I am studying the (basics of) solving functional equations. My teacher stipulates that we check any solutions obtained by substitution. Similar guidelines are given in this IMO training material.
For a typical example, consider $f:\mathbb{R} \setminus \{0\} \mapsto \mathbb{R}$
$$ 2f(x) + f \left( \frac{1}{x} \right) = x.$$
The substitutions $x \mapsto y$ and $x \mapsto \frac{1}{y}$ yield (after some algebra) the solution $f(y) = \frac{2y}{3} - \frac{1}{3y}$. Verifying, we see this is indeed a solution.
My question: In algebra we have some well-known possibilities how extraneous solutions can appear. Are there additional ways of obtaining extraneous solutions in functional equations?
Let's address solutions in algebra first and then move to functional equations. Suppose you have an equation $F_1(x) = 0$ where you are solving for $x$. Then you perform some transformation(s) to yield $F_2(x) = 0$.

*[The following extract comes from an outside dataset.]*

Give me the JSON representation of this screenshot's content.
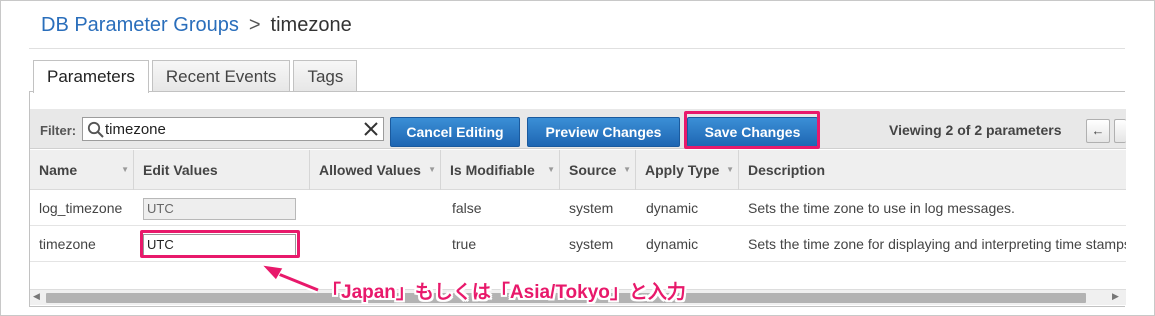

In general, there are 3 cases:
For example, $f(x) = g(x) \implies f^2 (x) = g^2(x)$, but the inverse does not always hold. Hence extraneous solutions can arise and you must check your final solution against $f(x) = g(x)$.
The logic is similar for functional equations. Note that substitution, the most common tool for solving functional equations, is not an equivalence transformation. Say we are solving the functional equation $F(x, f) = 0 \ \forall x \in \mathbb{R}$ for $f: \mathbb{R} \to \mathbb{R}$, and we substitute $x \mapsto g(x)$ for some function $g: \mathbb{R} \to \mathbb{R}$. Clearly, $$ \left( F(x, f) = 0 \ \forall x \in \mathbb{R} \right) \implies \left( F(g(x), f) = 0 \ \forall x \in \mathbb{R} \right), \tag{1}$$ but the inverse does not always hold.
$(1)$ becomes an equivalence if $g$ is a bijection, but this is rarely the case. E.g., if you substitute $x \mapsto a$ for some number $a \in \mathbb{R}$, then it is not bijective and extraneous solutions may arise. This is the reason why in practically all applications the final solution must be checked and it is not worth checking every substitution for bijectivity just so that you wouldn't need to check the final solution.